In the present instance, the mother clearly intended delivery of the deed. She states in her own affidavit that she executed the deed in order “to protect the value of my real property ... if I should become ill and require long term care.” On these facts, with respect to the mother’s intent to deliver the deed, the debtor fails to overcome the presumption that derives from recordation. Rather, the debtor’s argument focuses on whether the daughter accepted the deed.

A grantee’s acceptance does not necessarily need to occur simultaneously with the grantor’s act of delivery. Rather, until she rejects the transfer, the grantee may accept the deed at any time.

A deed may be delivered to a stranger, for the grantee named therein, without any special authority from the grantee to receive it for him. And if the grantee assents to it afterwards, the deed is valid from the time of the original delivery. Omnis ratihabitio retro trahitur et mandato seu licentia equiparatur. It is upon this principle that it has frequently been held that a delivery of a deed to the proper recording officer to be recorded, if intended to vest the title immediately or absolutely in the grantee, either as a trustee or otherwise, is a valid delivery; if not dissented from by the grantee.
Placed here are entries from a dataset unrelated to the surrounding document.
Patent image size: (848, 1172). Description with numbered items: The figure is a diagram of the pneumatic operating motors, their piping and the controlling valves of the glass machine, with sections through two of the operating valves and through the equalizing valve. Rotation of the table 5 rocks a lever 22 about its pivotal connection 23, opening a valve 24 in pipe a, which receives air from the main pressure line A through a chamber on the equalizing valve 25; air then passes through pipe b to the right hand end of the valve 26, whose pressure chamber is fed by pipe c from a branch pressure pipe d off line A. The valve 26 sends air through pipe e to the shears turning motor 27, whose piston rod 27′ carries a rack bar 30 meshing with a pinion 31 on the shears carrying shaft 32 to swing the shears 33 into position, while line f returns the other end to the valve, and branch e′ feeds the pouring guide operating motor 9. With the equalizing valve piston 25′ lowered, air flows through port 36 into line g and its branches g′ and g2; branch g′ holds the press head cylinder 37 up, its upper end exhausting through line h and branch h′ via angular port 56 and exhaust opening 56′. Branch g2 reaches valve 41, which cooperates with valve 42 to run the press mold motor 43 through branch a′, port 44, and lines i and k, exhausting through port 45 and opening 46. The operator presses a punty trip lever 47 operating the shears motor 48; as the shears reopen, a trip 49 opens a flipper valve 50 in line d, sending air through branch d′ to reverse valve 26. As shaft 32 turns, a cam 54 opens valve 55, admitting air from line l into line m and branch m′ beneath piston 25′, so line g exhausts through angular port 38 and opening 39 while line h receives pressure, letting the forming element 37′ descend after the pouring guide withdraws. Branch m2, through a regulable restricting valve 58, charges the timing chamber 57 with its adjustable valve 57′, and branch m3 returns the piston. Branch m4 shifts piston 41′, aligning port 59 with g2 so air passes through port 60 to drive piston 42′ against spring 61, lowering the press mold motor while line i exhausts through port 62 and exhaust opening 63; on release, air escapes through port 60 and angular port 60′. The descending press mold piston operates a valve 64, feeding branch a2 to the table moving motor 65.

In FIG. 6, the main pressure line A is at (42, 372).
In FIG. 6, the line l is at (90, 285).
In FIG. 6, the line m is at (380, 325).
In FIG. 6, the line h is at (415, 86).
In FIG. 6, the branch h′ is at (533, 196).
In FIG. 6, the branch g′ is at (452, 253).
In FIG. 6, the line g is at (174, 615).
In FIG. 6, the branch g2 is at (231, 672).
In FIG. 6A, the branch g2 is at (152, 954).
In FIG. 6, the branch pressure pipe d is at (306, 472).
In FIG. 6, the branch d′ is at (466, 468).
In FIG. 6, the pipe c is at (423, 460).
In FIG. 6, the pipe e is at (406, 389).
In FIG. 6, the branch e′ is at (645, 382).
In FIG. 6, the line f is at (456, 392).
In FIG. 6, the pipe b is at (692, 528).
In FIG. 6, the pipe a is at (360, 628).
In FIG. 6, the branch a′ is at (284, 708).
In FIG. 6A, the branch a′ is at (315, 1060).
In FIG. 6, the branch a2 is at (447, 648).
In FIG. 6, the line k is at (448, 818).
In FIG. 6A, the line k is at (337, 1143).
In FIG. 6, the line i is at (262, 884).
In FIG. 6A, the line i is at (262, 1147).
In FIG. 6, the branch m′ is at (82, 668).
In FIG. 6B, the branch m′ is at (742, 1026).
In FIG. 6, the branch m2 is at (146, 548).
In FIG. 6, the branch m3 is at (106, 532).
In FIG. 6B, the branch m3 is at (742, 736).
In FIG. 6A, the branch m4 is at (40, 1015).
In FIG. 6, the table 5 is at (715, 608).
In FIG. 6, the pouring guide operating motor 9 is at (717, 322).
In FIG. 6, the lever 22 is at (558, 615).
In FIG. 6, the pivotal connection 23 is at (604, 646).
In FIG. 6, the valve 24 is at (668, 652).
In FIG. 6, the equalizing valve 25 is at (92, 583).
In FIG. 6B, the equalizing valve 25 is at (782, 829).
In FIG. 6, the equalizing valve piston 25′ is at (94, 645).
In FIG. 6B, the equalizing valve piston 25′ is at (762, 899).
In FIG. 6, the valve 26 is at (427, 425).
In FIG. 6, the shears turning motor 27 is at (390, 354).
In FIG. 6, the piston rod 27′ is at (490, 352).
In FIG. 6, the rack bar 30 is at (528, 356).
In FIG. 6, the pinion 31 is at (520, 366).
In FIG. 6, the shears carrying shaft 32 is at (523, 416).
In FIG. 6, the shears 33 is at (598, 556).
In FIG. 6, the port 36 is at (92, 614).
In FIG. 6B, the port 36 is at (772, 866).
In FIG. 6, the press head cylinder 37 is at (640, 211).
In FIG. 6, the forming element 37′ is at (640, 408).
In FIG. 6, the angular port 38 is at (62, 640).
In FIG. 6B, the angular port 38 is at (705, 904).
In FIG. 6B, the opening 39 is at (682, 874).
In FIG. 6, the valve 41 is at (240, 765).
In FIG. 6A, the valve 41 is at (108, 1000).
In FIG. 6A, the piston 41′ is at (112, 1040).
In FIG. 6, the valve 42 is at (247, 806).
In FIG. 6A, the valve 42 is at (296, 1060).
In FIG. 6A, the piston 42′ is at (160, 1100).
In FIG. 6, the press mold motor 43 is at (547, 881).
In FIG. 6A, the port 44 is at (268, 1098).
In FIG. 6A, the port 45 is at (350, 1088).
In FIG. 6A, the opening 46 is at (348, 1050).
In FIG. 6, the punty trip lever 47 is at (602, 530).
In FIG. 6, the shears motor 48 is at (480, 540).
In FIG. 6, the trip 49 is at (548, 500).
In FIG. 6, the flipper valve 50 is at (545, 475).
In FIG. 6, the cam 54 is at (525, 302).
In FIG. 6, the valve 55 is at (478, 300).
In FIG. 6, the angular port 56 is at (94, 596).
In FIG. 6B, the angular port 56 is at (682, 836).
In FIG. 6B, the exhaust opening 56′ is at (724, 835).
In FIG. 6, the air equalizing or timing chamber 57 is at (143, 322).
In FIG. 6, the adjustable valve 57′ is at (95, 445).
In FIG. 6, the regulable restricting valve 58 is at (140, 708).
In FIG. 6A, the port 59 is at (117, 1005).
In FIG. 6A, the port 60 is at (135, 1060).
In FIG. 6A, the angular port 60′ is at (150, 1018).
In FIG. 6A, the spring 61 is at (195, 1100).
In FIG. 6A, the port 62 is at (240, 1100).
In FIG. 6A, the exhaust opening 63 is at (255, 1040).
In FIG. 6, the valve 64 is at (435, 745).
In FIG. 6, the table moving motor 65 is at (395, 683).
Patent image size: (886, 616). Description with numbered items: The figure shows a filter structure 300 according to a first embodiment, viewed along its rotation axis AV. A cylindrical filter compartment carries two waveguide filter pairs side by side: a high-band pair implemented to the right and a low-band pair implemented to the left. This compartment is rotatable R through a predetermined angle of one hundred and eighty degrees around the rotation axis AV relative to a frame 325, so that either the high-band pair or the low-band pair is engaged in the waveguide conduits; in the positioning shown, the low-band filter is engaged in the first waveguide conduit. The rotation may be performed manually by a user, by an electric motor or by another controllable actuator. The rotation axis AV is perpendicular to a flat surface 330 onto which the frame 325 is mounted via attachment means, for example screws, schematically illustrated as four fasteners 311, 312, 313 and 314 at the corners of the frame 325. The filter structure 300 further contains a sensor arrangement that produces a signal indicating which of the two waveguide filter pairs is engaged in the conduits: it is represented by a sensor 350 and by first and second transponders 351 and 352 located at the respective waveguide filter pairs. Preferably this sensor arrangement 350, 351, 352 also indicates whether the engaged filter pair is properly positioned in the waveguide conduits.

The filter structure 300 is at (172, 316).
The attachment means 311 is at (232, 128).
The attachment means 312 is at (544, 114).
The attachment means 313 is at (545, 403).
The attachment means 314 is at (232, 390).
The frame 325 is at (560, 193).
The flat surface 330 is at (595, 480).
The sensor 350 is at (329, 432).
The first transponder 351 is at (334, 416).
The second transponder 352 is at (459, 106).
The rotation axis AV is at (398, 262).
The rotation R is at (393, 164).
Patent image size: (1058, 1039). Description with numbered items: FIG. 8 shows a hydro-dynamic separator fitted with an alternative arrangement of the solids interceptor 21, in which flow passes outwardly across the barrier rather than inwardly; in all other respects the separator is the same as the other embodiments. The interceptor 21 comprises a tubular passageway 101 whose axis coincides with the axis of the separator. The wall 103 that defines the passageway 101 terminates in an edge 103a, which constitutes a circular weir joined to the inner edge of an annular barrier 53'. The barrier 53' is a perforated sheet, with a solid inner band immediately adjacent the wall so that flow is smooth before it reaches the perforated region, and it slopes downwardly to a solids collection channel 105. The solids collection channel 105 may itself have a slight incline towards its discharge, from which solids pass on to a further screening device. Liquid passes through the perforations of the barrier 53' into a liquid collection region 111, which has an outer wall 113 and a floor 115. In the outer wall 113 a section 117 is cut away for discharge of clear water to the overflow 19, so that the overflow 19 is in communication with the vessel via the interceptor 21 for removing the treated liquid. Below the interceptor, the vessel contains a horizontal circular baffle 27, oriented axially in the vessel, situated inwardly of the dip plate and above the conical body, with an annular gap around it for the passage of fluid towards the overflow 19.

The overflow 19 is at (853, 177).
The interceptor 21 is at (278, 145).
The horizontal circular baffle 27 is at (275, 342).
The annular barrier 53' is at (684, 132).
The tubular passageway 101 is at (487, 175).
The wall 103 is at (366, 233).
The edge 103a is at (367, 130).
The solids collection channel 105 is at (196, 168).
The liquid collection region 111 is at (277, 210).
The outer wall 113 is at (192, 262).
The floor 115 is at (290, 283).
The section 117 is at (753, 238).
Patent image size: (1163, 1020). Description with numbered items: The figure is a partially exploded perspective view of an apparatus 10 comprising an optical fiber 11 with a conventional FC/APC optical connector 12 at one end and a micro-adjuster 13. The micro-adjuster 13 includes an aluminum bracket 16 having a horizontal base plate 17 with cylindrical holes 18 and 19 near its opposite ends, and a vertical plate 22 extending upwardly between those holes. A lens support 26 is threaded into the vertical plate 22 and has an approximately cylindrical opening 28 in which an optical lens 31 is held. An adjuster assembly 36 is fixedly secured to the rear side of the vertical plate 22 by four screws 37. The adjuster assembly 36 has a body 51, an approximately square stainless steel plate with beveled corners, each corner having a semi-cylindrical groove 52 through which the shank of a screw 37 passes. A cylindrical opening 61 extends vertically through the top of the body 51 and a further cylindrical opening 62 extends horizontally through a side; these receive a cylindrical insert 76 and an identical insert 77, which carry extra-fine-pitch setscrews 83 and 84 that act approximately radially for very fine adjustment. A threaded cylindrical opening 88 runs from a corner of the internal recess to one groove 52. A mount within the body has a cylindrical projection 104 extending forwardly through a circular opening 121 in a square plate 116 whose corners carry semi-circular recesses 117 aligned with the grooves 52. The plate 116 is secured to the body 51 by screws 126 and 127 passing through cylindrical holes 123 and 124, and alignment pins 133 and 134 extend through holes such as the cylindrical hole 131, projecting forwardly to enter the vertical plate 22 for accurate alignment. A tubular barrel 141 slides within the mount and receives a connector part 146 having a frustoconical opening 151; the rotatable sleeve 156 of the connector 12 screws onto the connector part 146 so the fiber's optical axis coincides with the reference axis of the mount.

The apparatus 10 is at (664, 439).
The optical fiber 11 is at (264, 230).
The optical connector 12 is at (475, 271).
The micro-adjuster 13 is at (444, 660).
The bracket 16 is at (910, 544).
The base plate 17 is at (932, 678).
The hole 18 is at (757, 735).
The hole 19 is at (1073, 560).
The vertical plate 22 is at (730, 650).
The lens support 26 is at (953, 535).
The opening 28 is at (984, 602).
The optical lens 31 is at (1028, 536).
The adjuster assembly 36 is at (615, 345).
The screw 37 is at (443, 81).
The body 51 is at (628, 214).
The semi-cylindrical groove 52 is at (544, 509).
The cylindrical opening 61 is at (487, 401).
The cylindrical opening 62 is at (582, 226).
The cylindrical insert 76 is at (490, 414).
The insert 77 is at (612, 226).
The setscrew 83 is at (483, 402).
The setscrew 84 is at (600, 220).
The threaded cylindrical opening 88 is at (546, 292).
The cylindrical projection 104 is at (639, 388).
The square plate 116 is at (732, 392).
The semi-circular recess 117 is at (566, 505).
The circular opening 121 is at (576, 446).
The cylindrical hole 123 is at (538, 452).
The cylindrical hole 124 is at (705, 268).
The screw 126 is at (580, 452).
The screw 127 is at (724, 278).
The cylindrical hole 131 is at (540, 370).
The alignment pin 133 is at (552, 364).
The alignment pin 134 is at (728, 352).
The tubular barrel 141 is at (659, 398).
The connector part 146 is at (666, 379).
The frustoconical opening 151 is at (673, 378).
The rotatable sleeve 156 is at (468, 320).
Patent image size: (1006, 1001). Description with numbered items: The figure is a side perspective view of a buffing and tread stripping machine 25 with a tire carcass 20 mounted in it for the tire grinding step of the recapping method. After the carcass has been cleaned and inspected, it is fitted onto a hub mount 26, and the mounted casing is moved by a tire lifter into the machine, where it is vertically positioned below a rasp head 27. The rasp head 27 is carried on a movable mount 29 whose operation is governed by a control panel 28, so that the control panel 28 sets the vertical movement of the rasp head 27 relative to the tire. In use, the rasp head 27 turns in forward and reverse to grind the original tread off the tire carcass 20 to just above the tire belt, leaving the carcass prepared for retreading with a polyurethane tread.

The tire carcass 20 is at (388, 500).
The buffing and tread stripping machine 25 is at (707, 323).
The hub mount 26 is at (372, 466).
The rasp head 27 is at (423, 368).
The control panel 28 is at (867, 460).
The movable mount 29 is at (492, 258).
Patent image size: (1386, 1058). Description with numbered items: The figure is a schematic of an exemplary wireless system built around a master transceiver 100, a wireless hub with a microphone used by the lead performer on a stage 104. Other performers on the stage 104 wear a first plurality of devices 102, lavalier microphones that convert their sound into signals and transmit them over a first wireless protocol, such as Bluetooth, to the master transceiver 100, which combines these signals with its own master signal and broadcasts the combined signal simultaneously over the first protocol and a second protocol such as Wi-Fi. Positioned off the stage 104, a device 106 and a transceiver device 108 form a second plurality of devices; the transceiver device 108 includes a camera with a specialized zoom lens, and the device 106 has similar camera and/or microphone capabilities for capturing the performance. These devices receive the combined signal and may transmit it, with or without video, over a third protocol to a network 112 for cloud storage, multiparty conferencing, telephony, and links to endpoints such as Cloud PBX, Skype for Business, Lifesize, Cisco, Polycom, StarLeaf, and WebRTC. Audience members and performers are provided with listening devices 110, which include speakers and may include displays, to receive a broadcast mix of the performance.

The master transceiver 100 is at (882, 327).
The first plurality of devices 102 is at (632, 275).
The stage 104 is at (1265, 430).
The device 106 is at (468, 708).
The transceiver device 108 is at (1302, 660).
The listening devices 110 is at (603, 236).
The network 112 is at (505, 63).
The Lady Superior of the Congregational Nunnery of Montreal v. McNamara, 3 Barb. Ch. 375, 378 (N.Y.Ch.1848) (citation deleted)(footnote added). Somewhat more recently, the Appellate Division of New York Supreme Court recognized this same rule: “It is well settled that the delivery of a deed or mortgage to a recording officer with intent that it shall become operative, although without the knowledge of the party to be benefited, constitutes a good delivery as between the parties, and an acceptance will be presumed unless the grantees or mortgagee repudiates the transaction when it comes to his knowledge.” Wilcox v. Drought, 71 A.D. 402, 407, 75 N.Y.S. 960 (1st Dept.1902).

The present facts are essentially identical to those described by the court in Wilcox v. Drought. Having recorded the deed, Mrs. Cardinale is presumed to have delivered that instrument to her daughter. Meanwhile, the daughter’s acceptance is presumed, unless that acceptance is repudiated after receipt of knowledge of the transfer. By her own admission, Gorenflo did not know of the transfer until November of 2005. By that time, however, any right of repudiation had become an asset of the bankruptcy estate under 11 U.S.C. § 541. After the moment of bankruptcy filing, only the trustee could repudiate the transfer. Delivery no longer depended upon acceptance of title by Suzanne Gorenflo, but upon acceptance by her trustee. Having chosen to accept the deed, the trustee has confirmed the existence of a remainder interest that he may now proceed to administer as part of the bankruptcy estate.

Because the remainder interest in the real property has value, this court will deny the debtor’s motion to abandon. Accordingly, the trustee should proceed to determine the value of the remainder interest, and should retain that value from the funds which he now holds in escrow.

So ordered. 
      
      . Every subsequent ratification has a retrospective effect and is equivalent to a prior command.